Bernard Edelman, avocat et philosophe, est notamment l’auteur de l’Art en conflits (avec Nathalie Heinich, La Découverte) et de l’Adieu aux Arts, 1926 : l’affaire Brancusi (Aubier). Il rédige actuellement un ouvrage intitulé l’Esthétique des droits de l’homme, qui explore les relations entre art contemporain et idéologie des droits de l’homme. Il prépare le pourvoi en cassation dans l’affaire de la Nouvelle Eve opposant Jakob Gautel et Bettina Rheims.

Depuis quand l’art moderne fréquente-t-il les tribunaux ?

Aux États-Unis, l’Oiseau dans l’espace de Brancusi avait suscité un débat juridique dès 1926, parce que les douanes avaient voulu taxer l’objet au prix du métal. En France, personne n’a nié, par exemple, que l’emballage du Pont-Neuf par Christo était une œuvre d’art protégeable par le droit d’auteur. Chez nous, le problème de l’art conceptuel s’est posé pour la première fois après la première attaque de Pierre Pinoncelli sur l’urinoir de Duchamp, en 1993.

Pour le juriste, l’art conceptuel est-ce encore de l’art ?

En droit, pour être protégée, une œuvre doit remplir trois conditions : d’abord être une création. Depuis la fin du XVIIIe, on considère que l’auteur est un créateur unique, inventeur de ses propres formes, inventeur de lui-même. A cette aune-là, je ne peux pas m’emparer d’une boîte de soupe Campbell ou d’un urinoir pour dire que je crée. Sinon, cela signifie que l’industrie crée des objets d’art. Deuxième condition pour le juriste : s’il y a création, elle doit se cristalliser dans une forme. Dix lignes de synopsis, c’est une idée non protégeable, contrairement à un scénario abouti.

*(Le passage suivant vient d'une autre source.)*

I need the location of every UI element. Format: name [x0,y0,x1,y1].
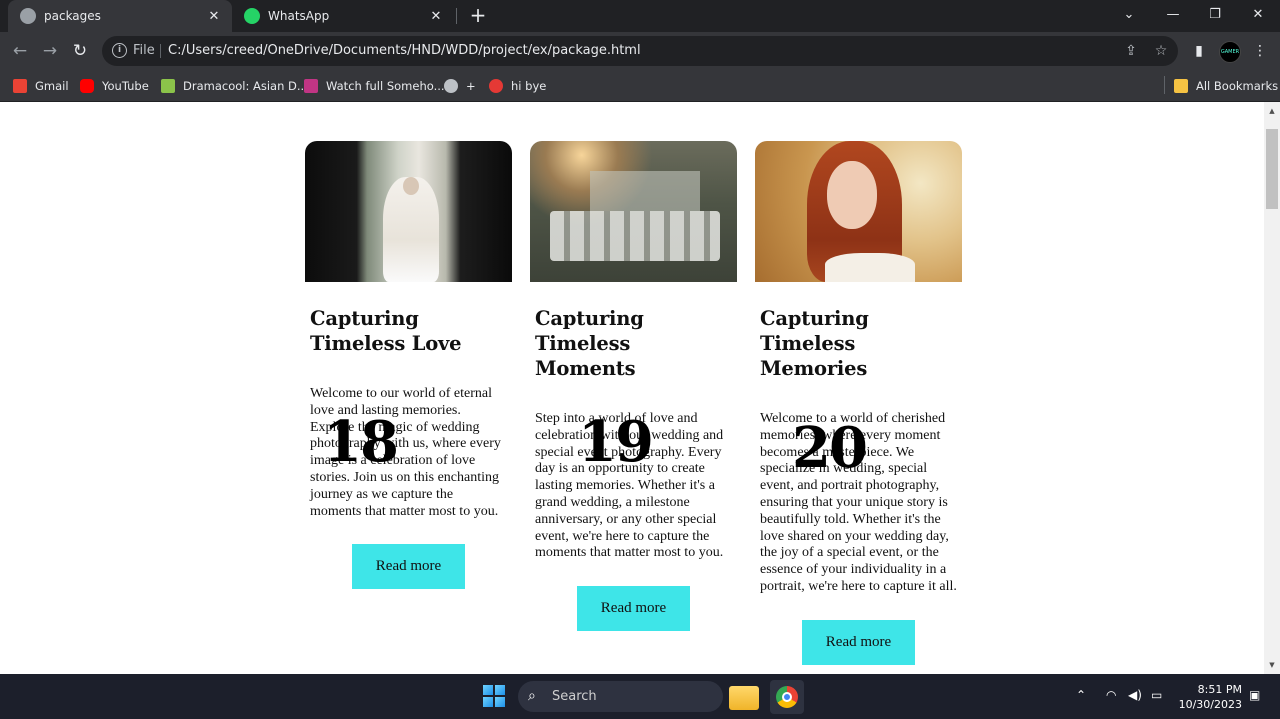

Pour Gautel, l’idée, c’est le détournement de sens d’un lieu par une inscription. Et la forme, c’est l’inscription elle-même. Est-ce qu’il s’agit d’une forme protégeable en tant que telle ? La cour d’appel de Paris répond que la porte vermoulue, la serrure en forme de croix, les murs décrépis font partie de la forme, autant que l’inscription. Que cet ensemble donne la forme. Mais, si on efface l’inscription de Gautel, la porte reste identique. En revanche, on ne peut supprimer l’idée d’un roman sans supprimer le roman lui-même ! La forme doit être la réalisation de l’idée ; il y a indivisibilité entre les deux. Or la cour d’appel introduit une rupture entre l’idée et la forme, ce qui me choque en tant que juriste. Enfin, troisième exigence : la forme elle-même doit être originale.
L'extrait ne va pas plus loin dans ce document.